CodeQL es un motor de análisis de código semántico desarrollado por GitHub. Su principal fortaleza radica en la habilidad de consultar el código fuente como si fuera una base de datos. Es Open Source y lo puedes usar por tu cuenta para hacer consultas sobre tu código:
$ # Clonar el proyecto
$ git clone https://github.com/empresa/repo
$ # Crear una base de datos CodeQL
$ codeql database create ./repo_db -s ./repo \
-j 0 -l java --command "mvn -B -DskipTests \
-DskipAssembly"
import TaintTracking::Global<UnsafeDeserializationConfig>
from PathNode source, PathNode sink
where flowPath(source, sink)
select sink.getNode().(UnsafeDeserializationSink).getMethodAccess(), source, sink,
"Unsafe deserialization of $@.", source.getNode(), "user input"
Al incluir CodeQL en el nuevo agente autónomo de GitHUb Copilot, en lugar de realizar búsquedas de texto superficiales o patrones básicos, el agente puede examinar las relaciones intrínsecas entre las diferentes partes del código, el flujo de datos y cómo las funciones interactúan entre sí.
Este nivel de comprensión es vital para la detección proactiva de vulnerabilidades y la identificación de "malos patrones" o problemas de calidad a gran escala dentro de una base de código.
Al llevar CodeQL integrado, el agente de Copilot tiene una enorme capacidad para entender el significado y la estructura del código, yendo más allá de la mera localización o procesado básico de texto.
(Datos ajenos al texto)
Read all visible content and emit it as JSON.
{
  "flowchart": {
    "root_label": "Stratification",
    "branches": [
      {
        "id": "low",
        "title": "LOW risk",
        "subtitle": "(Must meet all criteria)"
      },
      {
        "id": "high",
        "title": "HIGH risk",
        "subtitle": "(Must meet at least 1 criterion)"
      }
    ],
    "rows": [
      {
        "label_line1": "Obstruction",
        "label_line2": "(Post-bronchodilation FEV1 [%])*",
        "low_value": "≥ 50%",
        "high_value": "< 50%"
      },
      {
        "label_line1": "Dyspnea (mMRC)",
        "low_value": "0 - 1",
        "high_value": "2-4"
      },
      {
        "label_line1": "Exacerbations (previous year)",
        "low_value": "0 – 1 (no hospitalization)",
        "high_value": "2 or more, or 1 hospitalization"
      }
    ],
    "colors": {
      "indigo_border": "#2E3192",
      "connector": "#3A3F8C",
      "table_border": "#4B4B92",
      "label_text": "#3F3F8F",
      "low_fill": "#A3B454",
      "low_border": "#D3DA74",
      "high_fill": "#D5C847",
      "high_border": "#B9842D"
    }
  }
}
Esta "comprensión profunda" le permite identificar y formular soluciones para problemas complejos, desde errores sutiles hasta vulnerabilidades de seguridad que podrían propagarse a través del proyecto.
Posible impacto futuro del agente de GitHub Copilot
La integración de esta capacidad de agente autónomo en GitHub Copilot no es solo una mejora tecnológica: representa un cambio muy importante en la forma de plantearse el desarrollo de software, ya que redefine de nuevo la relación entre los desarrolladores y la IA, pasando de una herramienta de asistencia a un auténtico colega de programación.
El impacto más directo y beneficioso para los equipos de desarrollo es la liberación de tiempo y energía. Al delegar al agente tareas de baja a media complejidad, los desarrolladores pueden concentrarse en cosas que aporten mayor valor.
Aunque este agente es todavía un prototipo en desarrollo temprano, según GitHub las pruebas internas ya han demostrado su eficacia en bases de código conocidas y bien probadas de antemano. GitHub lo considera una inversión a largo plazo para transformar el mantenimiento de software.